How can I determine when it’s appropriate to use Code Workbooks, Code Workspaces, Code Repositories, or Pipeline Builder?

Are you building a data pipeline?

Use code-repositories or pipeline-builder

Use Pipeline Builder if:

  • You need to build a streaming pipeline
  • You don’t know how to code
  • You do know how to code but need to build the pipeline quickly
  • You need to collaborate with subject-matter experts who need a point-and-click interface to validate the transformation logic

Use Code Repositories if:

  • You need capabilities not available in Pipeline Builder (e.g. raw file access)
  • You want to create UDFs for use in other repositories or Pipeline Builder files
  • Your organization requires pipelines to be written in SQL/Python/Java
  • You need to access external services in the context of a pipeline
  • You need to apply/remove Markings or work with Encryption Channels

Are you doing analysis, building a model, etc.?

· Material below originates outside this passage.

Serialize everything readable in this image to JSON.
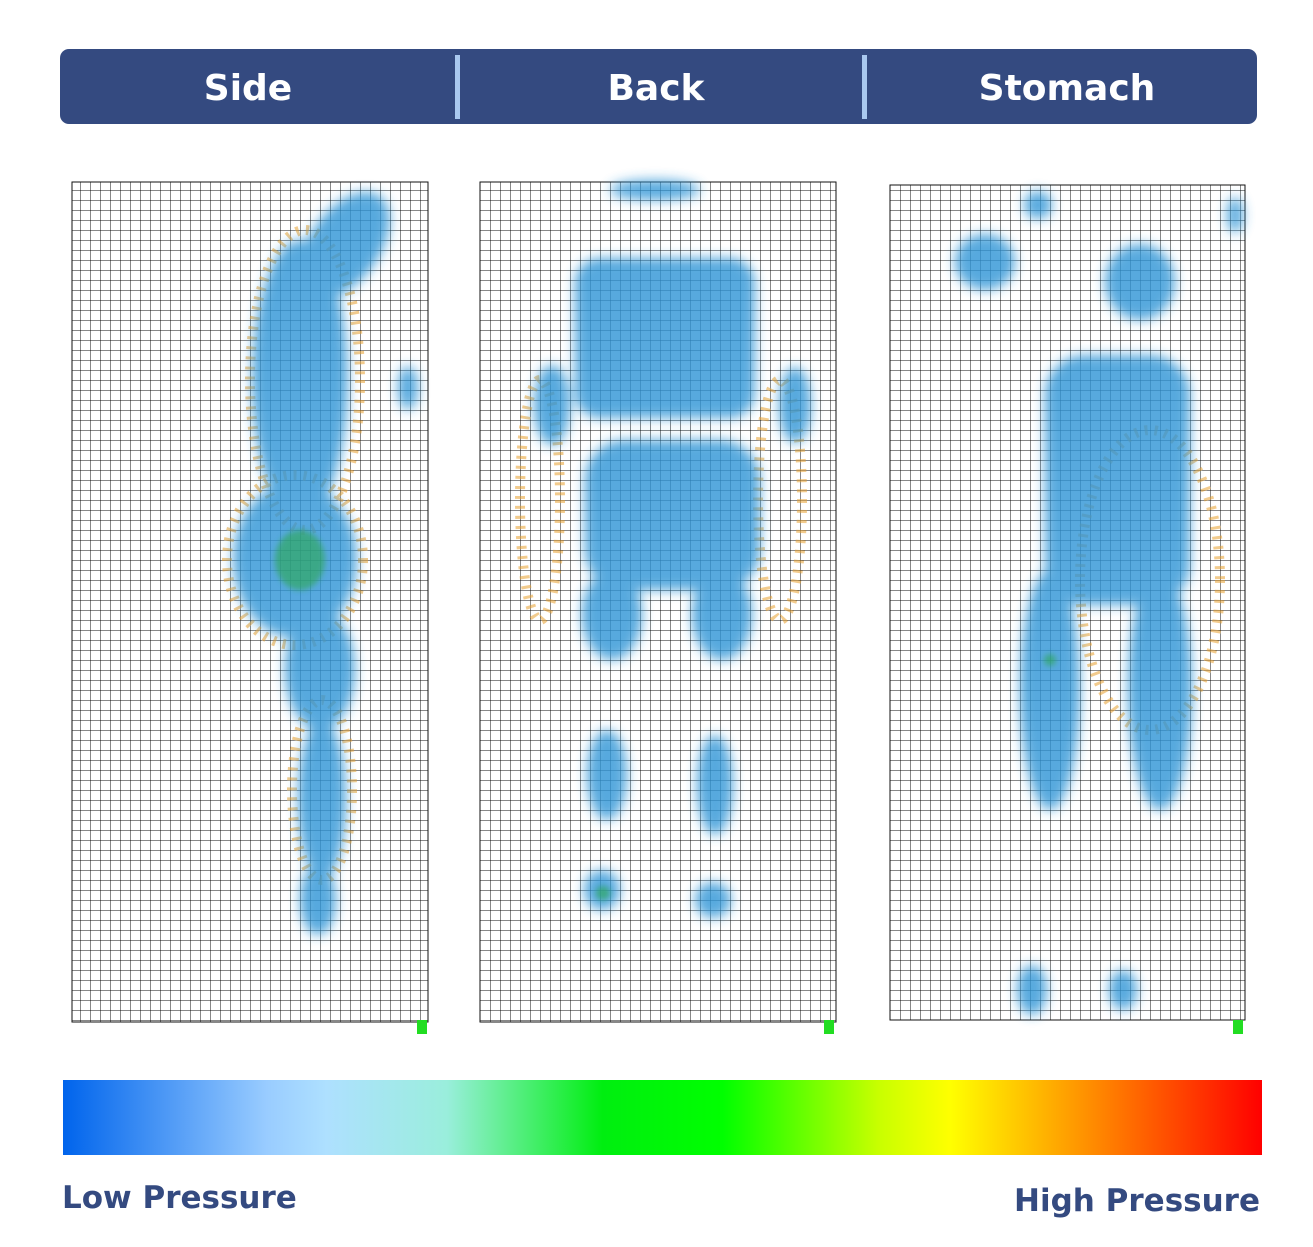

Use code-workbooks or code-workspaces

Use Code Workspaces if:

  • You want a Jupyter Lab or R Studio UI/UX
  • You want to leverage one machine for compute instead of a horizontally scalable cluster (i.e. no Spark)

Use Code Workbooks if:

  • You need to write PySpark, SparkSQL, or SparkR code
  • You want to test out logic prior to incorporating it into a Code Repositories pipeline
  • You want to mix-and-match different languages in a single file

Are you writing Functions to use in Actions or a Workshop App?

Use code-repositories

Are you exposing a model via an easy-to-access endpoint?

Use code-repositories (i.e. wrap the model in a Function and publish that Function)

1 Like

Thanks Taylor! This is a very helpful guide.